Just curious--how many of you buy cute cards or beautiful stationery because you can't resist?  


  1. I ALWAYS buy cute cards and stationary (and notebooks!). It's an addiction. I also like to make my own postcards. I'll have to get busy and send some letters to my nephews and nieces next them what it's like to get actual mail. :)

    1. :) I can get stuck in the card section of a store, reading one after another and have always loved beautiful stationery. I hope your nieces and nephews get to celebrate National Letter Writing Month with your postcards!

  2. I'm not much of a letter writer these days. Probably because all of our family lives in this area and we see them often. My mother, on the other hand, was a prolific letter writer and card-sender. Her Ladies Bible Class at church sent literally thousands of cards to people all over the world. Love the look of your cards - so creative!

    I keep meaning to begin Rachel Abbott's series. I know I have more than one of them on audio and I think they are also available on Kindle Unlimited (which I have but don't use as much as I should). Note to self - at least begin the series soon.

    1. My library is still closed, and I was having trouble with receiving NetGalley ebooks. Spent an hour with Amazon people trying to figure out why the books NG was sending didn't arrive. Finally, I got that fixed, but in the meantime, Kindle Unlimited provided an option!

      No, most people don't write letters these days--for a number of reasons. Family and friends are close, email and the phone are more immediate. But getting letters still delights me, and I enjoy making envelopes and postcards, so I keep up with a few dedicated correspondents. :)

      I liked the second in Rachel Abbott's series better than the first one and will be reading more--nice that they are free on Kindle Unlimited!

  3. The Back Road sounds intriguing!

    I'm one of those peeps who can't resist buying cute stationery. :) I think this started when I was in Primary School; I'd saved up my lunch money daily so I can buy them at our school bookshop. I used some I bought to write to my best friend then, and we were in the same class! Those very beautiful ones I'd keep them but growing up and moving house, I'd lost a stack of them so it was a pity. I think it's sad that not many peeps want to write snail mails nowadays; but of course with the speed and convenience of emails I can easily see their points. Writing snail mails now are more like a leisure and to keep those memories alive. :)

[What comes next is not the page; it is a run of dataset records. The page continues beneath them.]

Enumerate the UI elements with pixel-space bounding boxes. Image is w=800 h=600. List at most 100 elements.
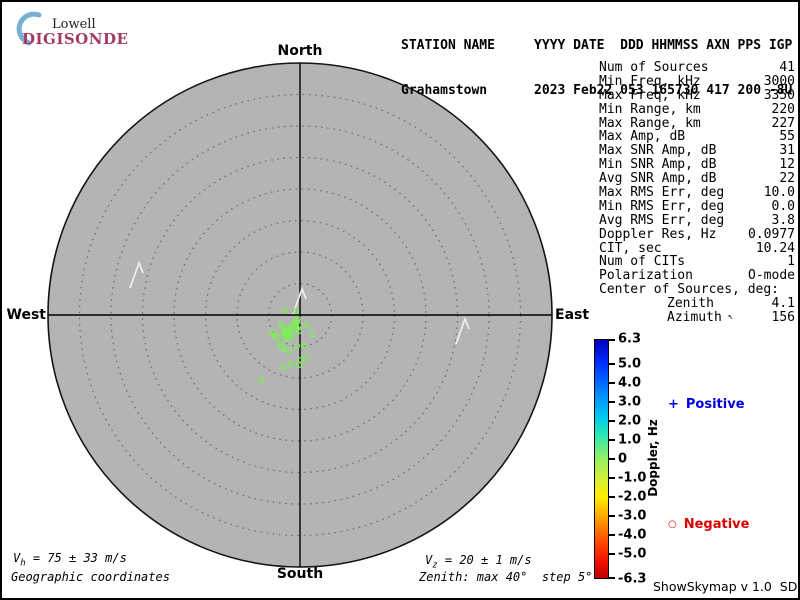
colorbar-tick — [609, 400, 615, 403]
parameter-label: Doppler Res, Hz — [599, 226, 717, 242]
parameter-row: Max Freq, kHz 3350 — [599, 87, 795, 103]
colorbar-tick-label: -3.0 — [618, 508, 647, 524]
parameter-row: Avg SNR Amp, dB 22 — [599, 172, 795, 186]
parameter-label: Zenith — [667, 296, 714, 312]
colorbar-tick-label: 2.0 — [618, 413, 642, 429]
parameter-value: 1 — [787, 254, 795, 270]
parameter-row: Doppler Res, Hz 0.0977 — [599, 226, 795, 242]
parameter-value: 10.0 — [763, 185, 795, 201]
parameter-label: CIT, sec — [599, 240, 662, 256]
colorbar-tick-label: -5.0 — [618, 546, 647, 562]
parameter-label: Azimuth — [667, 310, 722, 326]
colorbar-tick — [609, 438, 615, 441]
parameter-row: Min Range, km 220 — [599, 101, 795, 117]
compass-label-south: South — [276, 566, 324, 582]
parameter-value: 22 — [779, 171, 795, 187]
colorbar-tick-label: 5.0 — [618, 356, 642, 372]
parameter-label: Max Range, km — [599, 115, 701, 131]
colorbar-tick-label: -6.3 — [618, 571, 647, 587]
parameter-value: 55 — [779, 129, 795, 145]
vertical-velocity-readout: Vz = 20 ± 1 m/s — [425, 553, 532, 570]
parameter-value: 12 — [779, 157, 795, 173]
colorbar-tick — [609, 553, 615, 556]
parameter-row: Num of Sources 41 — [599, 61, 795, 75]
positive-label: Positive — [685, 397, 745, 412]
positive-doppler-legend: + Positive — [668, 397, 745, 412]
colorbar-gradient — [594, 339, 609, 579]
colorbar-tick — [609, 477, 615, 480]
parameter-value: 156 — [771, 310, 795, 326]
parameter-label: Num of Sources — [599, 60, 709, 75]
zenith-range-note: Zenith: max 40° step 5° — [419, 570, 593, 584]
parameter-label: Center of Sources, deg: — [599, 282, 780, 298]
vz-value: = 20 ± 1 m/s — [437, 553, 532, 567]
colorbar-tick — [609, 577, 615, 579]
colorbar-tick — [609, 339, 615, 341]
colorbar-tick-label: 1.0 — [618, 432, 642, 448]
parameter-row: Zenith 4.1 — [599, 297, 795, 311]
parameter-row: CIT, sec 10.24 — [599, 240, 795, 256]
version-text: ShowSkymap v 1.0 SD v 5.1 — [653, 579, 798, 594]
colorbar-tick-label: -2.0 — [618, 489, 647, 505]
parameter-label: Max Freq, kHz — [599, 87, 701, 103]
parameter-row: Min RMS Err, deg 0.0 — [599, 200, 795, 214]
colorbar-tick — [609, 419, 615, 422]
parameter-row: Center of Sources, deg: — [599, 283, 795, 297]
parameter-row: Min Freq, kHz 3000 — [599, 73, 795, 89]
compass-label-north: North — [277, 43, 323, 59]
parameter-label: Min Freq, kHz — [599, 73, 701, 89]
parameter-row: Max RMS Err, deg 10.0 — [599, 186, 795, 200]
parameter-panel: Num of Sources 41 Min Freq, kHz 3000 Max Fre… — [599, 61, 795, 325]
parameter-label: Min SNR Amp, dB — [599, 157, 717, 173]
parameter-value: 3000 — [763, 73, 795, 89]
parameter-label: Max Amp, dB — [599, 129, 686, 145]
circle-marker-icon: ○ — [668, 519, 677, 530]
plus-marker-icon: + — [668, 397, 679, 412]
parameter-value: 3.8 — [771, 212, 795, 228]
colorbar-axis-label: Doppler, Hz — [646, 419, 660, 497]
colorbar-tick — [609, 496, 615, 499]
parameter-value: 0.0 — [771, 198, 795, 214]
colorbar-tick-label: -1.0 — [618, 470, 647, 486]
colorbar-tick-label: 4.0 — [618, 375, 642, 391]
parameter-value: 220 — [771, 101, 795, 117]
parameter-row: Max Range, km 227 — [599, 115, 795, 131]
negative-label: Negative — [683, 517, 750, 532]
parameter-label: Avg SNR Amp, dB — [599, 171, 717, 187]
colorbar-tick-label: 0 — [618, 451, 628, 467]
parameter-value: 3350 — [763, 87, 795, 103]
parameter-row: Max Amp, dB 55 — [599, 130, 795, 144]
parameter-label: Min RMS Err, deg — [599, 198, 725, 214]
compass-label-east: East — [555, 307, 590, 323]
parameter-label: Max RMS Err, deg — [599, 185, 725, 201]
parameter-row: Azimuth ↖ 156 — [599, 311, 795, 325]
colorbar-tick-label: 3.0 — [618, 394, 642, 410]
parameter-row: Avg RMS Err, deg 3.8 — [599, 212, 795, 228]
parameter-value: 0.0977 — [748, 226, 795, 242]
vh-value: = 75 ± 33 m/s — [25, 551, 127, 565]
negative-doppler-legend: ○ Negative — [668, 517, 749, 532]
horizontal-velocity-readout: Vh = 75 ± 33 m/s — [13, 551, 127, 568]
azimuth-arrow-icon: ↖ — [727, 312, 734, 323]
showskymap-window: Lowell DIGISONDE STATION NAME YYYY DATE … — [0, 0, 800, 600]
parameter-label: Max SNR Amp, dB — [599, 143, 717, 159]
colorbar-tick — [609, 534, 615, 537]
colorbar-tick — [609, 381, 615, 384]
parameter-value: 41 — [779, 60, 795, 75]
lowell-digisonde-logo: Lowell DIGISONDE — [10, 8, 170, 50]
parameter-value: O-mode — [748, 268, 795, 284]
station-header-labels: STATION NAME YYYY DATE DDD HHMMSS AXN PP… — [401, 38, 793, 53]
colorbar-tick-label: 6.3 — [618, 331, 642, 347]
parameter-value: 31 — [779, 143, 795, 159]
coordinate-system-note: Geographic coordinates — [11, 570, 170, 584]
parameter-value: 4.1 — [771, 296, 795, 312]
parameter-label: Polarization — [599, 268, 693, 284]
colorbar-tick — [609, 362, 615, 365]
parameter-label: Avg RMS Err, deg — [599, 212, 725, 228]
parameter-label: Min Range, km — [599, 101, 701, 117]
doppler-colorbar: 6.3 5.0 4.0 3.0 2.0 1.0 0 -1.0 -2.0 -3.0 -4.0 -5.0 -… — [594, 332, 646, 587]
logo-digisonde-text: DIGISONDE — [22, 30, 129, 48]
parameter-value: 227 — [771, 115, 795, 131]
parameter-value: 10.24 — [755, 240, 795, 256]
parameter-row: Min SNR Amp, dB 12 — [599, 158, 795, 172]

    1. :) There is such beautiful stationery out there! From cute to elegant to fun. When I was in high school, I wrote friends I'd made at camp. In college, I wrote my parents and my grandmother--dull, dull, dull letters, but I loved getting mail in my campus P.O. Box! You are right, snail mail is not required for keeping in touch these days, but makes a tangible memory! And a happy mailbox. :]

  4. Love you postcards! That little bird is the best "tweet" ever! Postcards, cards, paper I love to buy them all! My current favorite letter writing paper for my fountain pens is Tomoe River, a Japanese brand. It is so smooth and creamy. I also like Clairefontaine and G. Lalo Verge both French. At least Americans make good fountain pen ink, I love the Noodler's brand.

    1. Thanks, Stefanie! I'm a paper-lover, too, so thanks for the heads up on beautiful paper. :)

  5. I used to buy a lot more stationery than I do now but still love to check out new stuff when I'm in a Marshall's or TJ Maxx. Last year I also mailed out some poems but I think I only had a couple of mail outs so hopefully I'll do more this year. Love your mail art and I'm sure the recipients were happy to receive those! Of course I'm also taking note of those books.